生沼義朗


本川克幸/陸岸のかたちを指でなぞるとき仄あたたかきレーダー画面

本川克幸『羅針盤』(砂子屋書房・2017年)


 

4月16日の御供平佶の項で、「警察官や海上保安官、刑務官などのいわゆる公安職の歌はあまり見かけない」と書いた。前回の筑波杏明に引き続き、掲出歌の作者本川克幸はその数少ない公安職で、北海道の根室で海上保安庁の巡視船に乗務していた海上保安官である。

 

本川は2012(平成24)年に「未来」に入会し、佐伯裕子選歌欄に所属した。2016(平成28)年の3月に51歳の若さで亡くなっている。第1歌集であり遺歌集でもある『羅針盤』は、約4年分の作品352首が編年順に収められている。

 

掲出歌の「陸岸」は詩歌ではあまり見ない語彙ではなかろうか。海洋の専門用語に詳しくないので推測の域を出ないが、おそらく海洋に携わる人にはポピュラーな語の気がする。意味は陸の岸だろうが、海からの視点で使われる言葉だろう。日常と質やベクトルが異なるかつその現場で実際に使われている言葉を使うのも、リアリティの確保には重要である。

 

操舵室のレーダー画面を指でなぞるのも、「仄あたたかき」という感触を得ている以上、意識的に行っているのだろう。
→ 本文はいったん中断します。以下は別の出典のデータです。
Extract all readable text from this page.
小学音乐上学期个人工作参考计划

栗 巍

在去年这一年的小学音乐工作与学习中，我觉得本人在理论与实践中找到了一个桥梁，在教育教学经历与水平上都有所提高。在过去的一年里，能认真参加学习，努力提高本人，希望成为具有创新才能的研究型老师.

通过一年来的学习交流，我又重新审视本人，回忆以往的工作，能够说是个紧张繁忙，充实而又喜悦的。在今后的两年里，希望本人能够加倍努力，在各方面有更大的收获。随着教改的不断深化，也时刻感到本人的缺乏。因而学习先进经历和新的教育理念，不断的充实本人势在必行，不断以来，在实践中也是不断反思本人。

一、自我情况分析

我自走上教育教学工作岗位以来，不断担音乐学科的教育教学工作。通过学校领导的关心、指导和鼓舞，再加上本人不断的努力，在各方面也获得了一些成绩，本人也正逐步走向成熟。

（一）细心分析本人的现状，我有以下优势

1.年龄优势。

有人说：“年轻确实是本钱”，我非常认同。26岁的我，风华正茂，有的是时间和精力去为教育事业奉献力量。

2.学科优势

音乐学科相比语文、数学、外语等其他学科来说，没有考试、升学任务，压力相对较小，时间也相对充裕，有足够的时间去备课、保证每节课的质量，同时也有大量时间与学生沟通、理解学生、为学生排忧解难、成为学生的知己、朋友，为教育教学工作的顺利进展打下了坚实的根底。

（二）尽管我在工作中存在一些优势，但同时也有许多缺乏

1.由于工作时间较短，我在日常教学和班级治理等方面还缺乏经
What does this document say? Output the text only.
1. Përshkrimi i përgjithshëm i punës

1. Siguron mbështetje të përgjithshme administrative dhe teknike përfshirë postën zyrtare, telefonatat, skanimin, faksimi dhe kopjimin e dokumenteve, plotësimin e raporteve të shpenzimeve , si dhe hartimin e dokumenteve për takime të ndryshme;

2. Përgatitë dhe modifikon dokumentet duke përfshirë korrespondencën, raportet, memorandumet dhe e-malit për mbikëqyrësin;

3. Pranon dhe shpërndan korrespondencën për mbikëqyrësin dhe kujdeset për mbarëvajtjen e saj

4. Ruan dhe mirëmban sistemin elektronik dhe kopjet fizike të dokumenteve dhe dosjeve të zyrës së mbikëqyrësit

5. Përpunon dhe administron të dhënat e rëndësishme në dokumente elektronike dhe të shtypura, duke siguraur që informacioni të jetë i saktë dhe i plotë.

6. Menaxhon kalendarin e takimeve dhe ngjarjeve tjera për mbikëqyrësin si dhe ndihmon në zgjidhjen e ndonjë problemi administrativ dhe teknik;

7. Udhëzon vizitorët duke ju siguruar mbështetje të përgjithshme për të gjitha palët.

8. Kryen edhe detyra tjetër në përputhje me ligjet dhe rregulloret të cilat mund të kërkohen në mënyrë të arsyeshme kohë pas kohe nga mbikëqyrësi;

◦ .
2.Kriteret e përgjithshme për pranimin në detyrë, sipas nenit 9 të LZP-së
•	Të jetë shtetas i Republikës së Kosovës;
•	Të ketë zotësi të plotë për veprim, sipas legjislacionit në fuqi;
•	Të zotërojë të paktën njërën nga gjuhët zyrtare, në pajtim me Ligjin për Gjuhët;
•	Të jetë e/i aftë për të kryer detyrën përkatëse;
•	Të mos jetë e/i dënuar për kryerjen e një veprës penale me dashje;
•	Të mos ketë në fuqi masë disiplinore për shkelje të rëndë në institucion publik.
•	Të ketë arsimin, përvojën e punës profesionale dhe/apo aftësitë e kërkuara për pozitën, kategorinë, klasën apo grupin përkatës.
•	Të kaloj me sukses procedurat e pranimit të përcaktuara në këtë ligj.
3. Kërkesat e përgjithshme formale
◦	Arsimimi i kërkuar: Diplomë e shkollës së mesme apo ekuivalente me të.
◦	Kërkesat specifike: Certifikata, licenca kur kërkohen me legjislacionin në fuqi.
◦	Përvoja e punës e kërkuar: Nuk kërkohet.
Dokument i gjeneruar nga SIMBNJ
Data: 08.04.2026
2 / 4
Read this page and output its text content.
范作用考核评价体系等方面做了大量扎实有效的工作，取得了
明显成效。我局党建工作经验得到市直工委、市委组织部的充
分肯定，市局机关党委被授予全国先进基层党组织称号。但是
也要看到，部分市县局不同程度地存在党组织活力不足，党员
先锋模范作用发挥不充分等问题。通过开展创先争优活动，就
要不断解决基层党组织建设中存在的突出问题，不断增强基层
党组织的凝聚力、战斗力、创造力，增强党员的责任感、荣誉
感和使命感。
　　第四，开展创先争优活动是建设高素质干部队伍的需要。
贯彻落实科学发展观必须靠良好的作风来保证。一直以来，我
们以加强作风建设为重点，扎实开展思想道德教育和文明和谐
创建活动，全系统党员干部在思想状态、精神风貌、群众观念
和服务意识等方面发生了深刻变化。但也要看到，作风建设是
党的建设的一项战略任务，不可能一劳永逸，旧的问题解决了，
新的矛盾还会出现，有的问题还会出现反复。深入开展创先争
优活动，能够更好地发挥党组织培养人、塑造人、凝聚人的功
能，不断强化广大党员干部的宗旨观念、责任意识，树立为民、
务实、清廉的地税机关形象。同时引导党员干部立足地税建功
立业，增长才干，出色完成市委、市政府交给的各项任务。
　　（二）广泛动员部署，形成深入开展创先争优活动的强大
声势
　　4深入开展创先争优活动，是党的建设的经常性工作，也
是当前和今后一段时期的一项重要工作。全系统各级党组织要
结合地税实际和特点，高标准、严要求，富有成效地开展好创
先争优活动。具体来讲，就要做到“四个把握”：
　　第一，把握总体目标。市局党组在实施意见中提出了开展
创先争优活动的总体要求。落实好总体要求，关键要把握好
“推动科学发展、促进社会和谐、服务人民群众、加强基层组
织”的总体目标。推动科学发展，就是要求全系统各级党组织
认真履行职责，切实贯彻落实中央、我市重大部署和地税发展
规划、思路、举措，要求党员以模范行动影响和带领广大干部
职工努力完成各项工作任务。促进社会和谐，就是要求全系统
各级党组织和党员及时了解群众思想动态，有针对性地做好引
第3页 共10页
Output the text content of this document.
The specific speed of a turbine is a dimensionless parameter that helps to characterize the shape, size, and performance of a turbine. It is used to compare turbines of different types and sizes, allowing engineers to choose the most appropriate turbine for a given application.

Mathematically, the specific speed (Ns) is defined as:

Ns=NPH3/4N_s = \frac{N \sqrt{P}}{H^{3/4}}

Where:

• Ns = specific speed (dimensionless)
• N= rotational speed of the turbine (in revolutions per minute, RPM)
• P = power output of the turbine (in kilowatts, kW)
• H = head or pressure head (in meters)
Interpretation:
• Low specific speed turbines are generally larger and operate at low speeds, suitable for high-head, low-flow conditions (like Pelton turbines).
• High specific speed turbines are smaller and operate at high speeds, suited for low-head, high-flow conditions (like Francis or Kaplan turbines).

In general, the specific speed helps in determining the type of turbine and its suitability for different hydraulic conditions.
行為の目的は指差し確認的なものと解釈したが、非常に説得力のあるリアルがある。「仄あたたかき」も「熱き」などとしないところに冷静かつ客観的な把握と抒情がバランスよくせめぎ合っている。

 

 

本当は誰かが縋っていた筈の救命浮環を拾い上げたり

 

 

海難救助も海上保安庁の重要な職務のひとつだ。救命用の浮輪が海に浮いている。「本当は」とあるので、人命を救助するはずの浮輪が機能しなかったことを示している。浮輪を巡視船から回収しながら、無念の思いを噛みしめる。

 

 

会いたさを持て余したる冬の朝 海、空、太陽、他に何もない

 

 

この歌の一首前に〈海鳴りにひれ伏しながら眠る夜に回り続けている羅針盤〉とあるので、船上で一晩を明かしたことがわかる。「会いた」い相手は家族と読んだが、ここは読者がおのおの想像すればよいだろう。「持て余したる」に相応の時間の経過と行き場のない感情が漂う。下句は一転してスケールの大きな現実の描写に移るが、あえて放り出すような口調での語りが効いている。「冬の朝」という場面も重要で、自然の厳しさおよび人間の小ささや孤独などの内省的な感情が否応なく高まってくる。

 

 

救えない命を乗せて走る船 分かっているが陸地はとおい

 

 

「救えなかった命」ではなく「救えない命」とあるのでまだ亡くなってはいない。だが、「救えない」と言い切れるくらい絶望的な状況だということだ。下句の一種むき出しの表現が重くのしかかってくる。

 

 

こわれても修理をすればよい船とこわれたままで働く心

 

 

仕事をしてゆくなかで心が壊れてしまうことはどの職業でもあることだが、人命救助に直接関わる仕事では心にかかる負担は生半可なものではないだろう。それでも働かなければならない状況をあえて即物的かつ散文的に語っていて、対句が効いている。「こわれても修理をすればよい船」という言い方に一種の羨望と諦観が宿る。

 

今までに公安職の歌として御供平佶筑波杏明の歌を挙げた。作品の印象の大きな違いは、職務における自然と人命の比重だ。だからより尊いと言いたいのではない。当たり前のことだが同じ公安職でも職務が異なればその意味も性格も異なるから、どの現場の歌も貴重かつ意味がある。

 

一方で短歌だけではないだろうが、歌の意味内容が自者他者を問わず人の命やその意味に接するとき、非常に大きな感動や説得力をもたらすことがある。挽歌が人の心に残りやすいのはまさにその原理に基づくためで、大きくいえば相聞歌にもその原理が含まれている。

 

本川の歌が自分にとって強く印象に残ったのは、めずらしい現場の歌だからだけではなく、そうした人の命の明滅に接した際の内省的な思索に心打たれるからなのである。